Christians in Aleppo, Syria are currently facing some of the most intense fighting since the civil war broke out in 2011. Archbishop Jean-Clément Jeanbart spoke out following Easter attacks on Christians, warning the world that Christianity in Syria “could disappear.”
On Easter Sunday, jihadists attacked the Christian neighborhood of Aleppo. The attack killed 15 people. Jeanbart witnessed the death and destruction upon his arrival:
Among the lost was an entire Melkite Greek family of four, crushed to death when a section of their apartment building collapsed. One of Jeanbart’s grim responsibilities was to find a suitable spot for their burial, since the cemetery used by his Church for centuries is now a battle zone ringed by snipers.

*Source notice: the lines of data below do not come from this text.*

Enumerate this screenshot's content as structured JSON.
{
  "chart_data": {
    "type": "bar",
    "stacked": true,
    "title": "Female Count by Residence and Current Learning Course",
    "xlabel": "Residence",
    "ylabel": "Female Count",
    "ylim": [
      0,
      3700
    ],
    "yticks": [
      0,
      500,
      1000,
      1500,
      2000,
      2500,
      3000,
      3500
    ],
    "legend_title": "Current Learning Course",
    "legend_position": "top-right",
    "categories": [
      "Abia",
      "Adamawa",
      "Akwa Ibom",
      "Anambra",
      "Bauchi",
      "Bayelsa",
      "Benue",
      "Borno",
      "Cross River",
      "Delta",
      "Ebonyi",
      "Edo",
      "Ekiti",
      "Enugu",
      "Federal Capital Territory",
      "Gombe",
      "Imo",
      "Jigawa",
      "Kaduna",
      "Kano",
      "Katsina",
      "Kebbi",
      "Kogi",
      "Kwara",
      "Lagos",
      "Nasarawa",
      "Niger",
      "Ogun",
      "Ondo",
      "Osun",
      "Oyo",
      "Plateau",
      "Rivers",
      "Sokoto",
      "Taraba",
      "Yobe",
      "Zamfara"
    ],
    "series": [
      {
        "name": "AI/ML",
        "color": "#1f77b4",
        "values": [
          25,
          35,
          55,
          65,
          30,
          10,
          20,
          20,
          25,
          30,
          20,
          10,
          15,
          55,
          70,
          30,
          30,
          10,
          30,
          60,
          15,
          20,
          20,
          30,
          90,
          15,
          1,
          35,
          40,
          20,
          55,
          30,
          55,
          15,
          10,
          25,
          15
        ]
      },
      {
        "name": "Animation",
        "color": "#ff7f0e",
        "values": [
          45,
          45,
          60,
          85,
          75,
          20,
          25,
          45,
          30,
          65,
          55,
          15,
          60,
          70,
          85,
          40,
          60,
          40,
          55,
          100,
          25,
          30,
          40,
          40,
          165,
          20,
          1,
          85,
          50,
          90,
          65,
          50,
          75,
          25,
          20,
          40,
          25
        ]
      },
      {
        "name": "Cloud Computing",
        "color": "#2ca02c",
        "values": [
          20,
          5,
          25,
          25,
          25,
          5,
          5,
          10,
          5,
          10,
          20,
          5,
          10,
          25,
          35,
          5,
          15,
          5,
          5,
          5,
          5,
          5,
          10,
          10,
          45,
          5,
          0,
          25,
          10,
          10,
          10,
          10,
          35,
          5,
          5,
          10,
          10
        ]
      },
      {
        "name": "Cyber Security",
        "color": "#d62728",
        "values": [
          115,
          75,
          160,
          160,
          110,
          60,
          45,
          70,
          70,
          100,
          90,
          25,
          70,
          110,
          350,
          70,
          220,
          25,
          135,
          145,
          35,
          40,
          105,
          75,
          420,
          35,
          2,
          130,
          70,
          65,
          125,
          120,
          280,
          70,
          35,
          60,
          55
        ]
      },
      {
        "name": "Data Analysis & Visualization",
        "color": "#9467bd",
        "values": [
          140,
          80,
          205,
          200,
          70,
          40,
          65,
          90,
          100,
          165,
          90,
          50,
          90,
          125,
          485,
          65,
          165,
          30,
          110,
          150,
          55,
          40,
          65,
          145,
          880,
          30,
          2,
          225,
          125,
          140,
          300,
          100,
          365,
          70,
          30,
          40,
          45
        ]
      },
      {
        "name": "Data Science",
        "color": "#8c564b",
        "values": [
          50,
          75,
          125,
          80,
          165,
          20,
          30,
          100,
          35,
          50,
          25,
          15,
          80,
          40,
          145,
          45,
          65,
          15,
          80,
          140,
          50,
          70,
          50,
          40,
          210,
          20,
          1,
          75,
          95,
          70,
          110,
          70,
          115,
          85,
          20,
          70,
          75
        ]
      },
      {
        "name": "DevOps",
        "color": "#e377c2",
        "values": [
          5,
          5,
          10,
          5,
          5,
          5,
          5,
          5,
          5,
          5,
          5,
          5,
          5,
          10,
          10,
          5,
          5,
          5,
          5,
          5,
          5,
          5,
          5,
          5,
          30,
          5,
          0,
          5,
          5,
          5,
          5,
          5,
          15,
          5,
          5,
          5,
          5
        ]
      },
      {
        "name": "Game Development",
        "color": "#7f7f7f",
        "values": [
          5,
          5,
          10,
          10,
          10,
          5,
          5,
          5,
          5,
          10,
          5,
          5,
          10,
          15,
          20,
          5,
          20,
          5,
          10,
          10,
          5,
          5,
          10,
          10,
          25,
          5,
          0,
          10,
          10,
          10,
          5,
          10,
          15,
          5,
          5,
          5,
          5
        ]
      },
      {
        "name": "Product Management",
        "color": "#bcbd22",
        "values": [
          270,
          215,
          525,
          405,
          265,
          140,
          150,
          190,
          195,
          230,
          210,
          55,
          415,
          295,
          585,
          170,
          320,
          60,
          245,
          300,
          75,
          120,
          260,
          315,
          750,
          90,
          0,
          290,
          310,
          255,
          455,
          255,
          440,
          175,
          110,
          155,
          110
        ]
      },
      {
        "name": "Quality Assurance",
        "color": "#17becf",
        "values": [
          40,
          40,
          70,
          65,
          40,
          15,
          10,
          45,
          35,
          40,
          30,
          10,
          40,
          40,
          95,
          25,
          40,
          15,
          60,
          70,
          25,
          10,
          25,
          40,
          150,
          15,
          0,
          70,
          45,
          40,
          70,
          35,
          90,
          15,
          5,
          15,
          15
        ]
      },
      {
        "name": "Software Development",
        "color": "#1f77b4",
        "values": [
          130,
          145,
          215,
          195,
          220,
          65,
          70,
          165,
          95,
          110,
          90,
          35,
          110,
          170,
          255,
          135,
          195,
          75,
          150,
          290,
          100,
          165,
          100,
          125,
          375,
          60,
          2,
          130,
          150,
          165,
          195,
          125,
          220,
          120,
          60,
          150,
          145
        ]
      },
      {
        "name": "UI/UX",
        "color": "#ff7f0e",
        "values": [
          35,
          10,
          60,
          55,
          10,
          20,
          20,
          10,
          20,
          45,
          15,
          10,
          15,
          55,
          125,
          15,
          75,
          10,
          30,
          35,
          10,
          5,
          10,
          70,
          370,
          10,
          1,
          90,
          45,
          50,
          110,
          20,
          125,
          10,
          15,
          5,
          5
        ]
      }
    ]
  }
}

Jeanbart’s secretary almost died in 2012 “when a bomb exploded near the archbishop’s residence.” He lost an eye in the attack. Jeanbart and his driver were almost kidnapped in Beirut, but they “escaped when a military convoy happened to pass by, prompting the assailants to flee.”
The archbishop told Crux there were 170,000 Christians in Aleppo before the war, but they “may be around 100,000, maybe less” as of publication. He does not know if those who left will come back. The Easter attack scared everyone into thinking Aleppo will be the next Mosul. He refers to Syria as the “country of blood and fire.” Aid to the Church in Need brought Jeanbart to America following the Easter attack. He told an audience in Manhattan the Christians “are in grave danger” and “may disappear soon.” From Religion News:
First, in his experience, Jeanbart said Americans tend to assume that everyone in an Arab country such as Syria is a Muslim. Melkite Catholics in the U.S. are a proud and vibrant community, numbering some 25,000 families in nearly 50 parishes. But they are spread across the country and are almost invisible when compared with the 65 million Roman Catholics in the U.S.
Second, Jeanbart said the media’s focus on the geopolitics of the Middle East conflict and on military strategies obscures Syria’s pluralistic society and the fact that Christians exist there — and are main targets for Islamist terrorists.
Third, the geopolitics don’t work in the church’s favor. The Assad regime and the rebels have support from different Muslim countries, which use each side as a proxy, while he said Israel is the focus of U.S. support. Jeanbart stressed his support for Israel’s right to exist, but he said there needs to be a different balance.
“I know the American people have values and like freedom and like justice, so I thought they would listen, would give an ear to the other communities in the region — particularly the Christians, who are forgotten,” he claimed.
Christianity is important to Syria. The Assyrians date back to ancient Mesopotamia, which includes Syria, over 4,000 years ago. They faced discrimination throughout their entire history, which still causes them “to flee and seek refuge.” Assyrians make up five percent of the population in Syria, but over 50,000 fled to Lebanon since 2011.
“How can Syria be Syria without the Assyrians?” Osama Edward, founder of the Assyrian Human Rights Network, told CNN. “We gave the country our name.”